Exposição 'Recortes do Cerrado' celebra o bioma no Foyer da Câmara Legislativa do DF
Mostra do Instituto Sumi-e, em cartaz até 26 de setembro, integra agenda cultural movimentada com Festival de Brasília e Encantarias de Culturas Populares

O Foyer da Câmara Legislativa do Distrito Federal (CLDF) recebeu, entre os dias 5 e 26 de setembro de 2025, a exposição "Recortes do Cerrado", promovida pelo Instituto Sumi-e como parte do Projeto de Exposição e Oficina Artística Recortes do Cerrado — Ezechias Heringer. A mostra reuniu obras que valorizam a conexão entre arte, cultura e consciência ambiental, com foco na biodiversidade e na paisagem características do bioma que cobre grande parte do Planalto Central.
Com apoio institucional da CLDF, a exposição teve entrada gratuita e buscou sensibilizar visitantes — entre eles muitos estudantes de escolas públicas do DF — sobre a importância da preservação do Cerrado, um dos biomas mais ameaçados do país e que enfrenta pressão crescente de queimadas e expansão agrícola no Entorno da capital. As obras, produzidas em técnicas de recorte e colagem, retrataram espécies vegetais e animais nativas, além de paisagens típicas das chapadas do Distrito Federal.
Setembro também marcou o início de uma nova temporada itinerante da Plataforma Encantarias de Culturas Populares, que chegou à sua quinta edição em formato ampliado.

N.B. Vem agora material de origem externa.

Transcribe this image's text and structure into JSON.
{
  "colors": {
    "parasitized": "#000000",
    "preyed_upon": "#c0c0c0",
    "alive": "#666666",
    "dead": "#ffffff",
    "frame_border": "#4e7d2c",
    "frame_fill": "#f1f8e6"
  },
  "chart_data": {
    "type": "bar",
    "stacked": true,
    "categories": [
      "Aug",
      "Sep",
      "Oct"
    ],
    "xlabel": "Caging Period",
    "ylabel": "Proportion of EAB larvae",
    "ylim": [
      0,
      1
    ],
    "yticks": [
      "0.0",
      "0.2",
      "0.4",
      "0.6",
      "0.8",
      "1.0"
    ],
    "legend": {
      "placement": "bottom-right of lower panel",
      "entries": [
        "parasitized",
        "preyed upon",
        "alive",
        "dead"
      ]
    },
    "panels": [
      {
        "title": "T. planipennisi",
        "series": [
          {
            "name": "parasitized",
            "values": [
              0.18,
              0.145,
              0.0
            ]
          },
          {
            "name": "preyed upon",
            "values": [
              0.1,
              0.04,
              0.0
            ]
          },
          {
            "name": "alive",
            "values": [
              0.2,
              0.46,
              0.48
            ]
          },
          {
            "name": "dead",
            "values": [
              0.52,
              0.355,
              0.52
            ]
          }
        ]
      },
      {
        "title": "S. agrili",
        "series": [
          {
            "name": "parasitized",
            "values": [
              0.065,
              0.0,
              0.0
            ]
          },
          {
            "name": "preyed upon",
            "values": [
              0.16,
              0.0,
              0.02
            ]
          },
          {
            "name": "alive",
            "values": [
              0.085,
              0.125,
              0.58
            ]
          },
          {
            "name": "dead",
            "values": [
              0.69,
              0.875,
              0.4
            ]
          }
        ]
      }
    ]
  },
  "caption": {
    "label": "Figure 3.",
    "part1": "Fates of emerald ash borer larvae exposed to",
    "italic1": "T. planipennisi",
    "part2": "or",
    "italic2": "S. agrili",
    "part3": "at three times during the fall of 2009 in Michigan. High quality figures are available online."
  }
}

Entre setembro e novembro, a plataforma ocupa diferentes espaços culturais do DF, incluindo o Museu de Arte de Brasília (MAB), na Asa Norte, e a Galeria Risofloras, valorizando mestres, artistas e comunidades tradicionais em encontros que combinam apresentações artísticas, oficinas e rodas de conversa sobre saberes populares brasileiros.
Ainda no calendário cultural do mês, a capital sediou a abertura da programação da 58ª edição do Festival de Brasília do Cinema Brasileiro, um dos festivais de cinema mais tradicionais do país, com exibições de longas e curtas-metragens nacionais e debates com diretores e atores em salas de cinema da cidade. O festival, historicamente realizado no mês de setembro, é considerado um dos principais termômetros da produção audiovisual brasileira, revelando talentos e prestigiando obras de cineastas consagrados.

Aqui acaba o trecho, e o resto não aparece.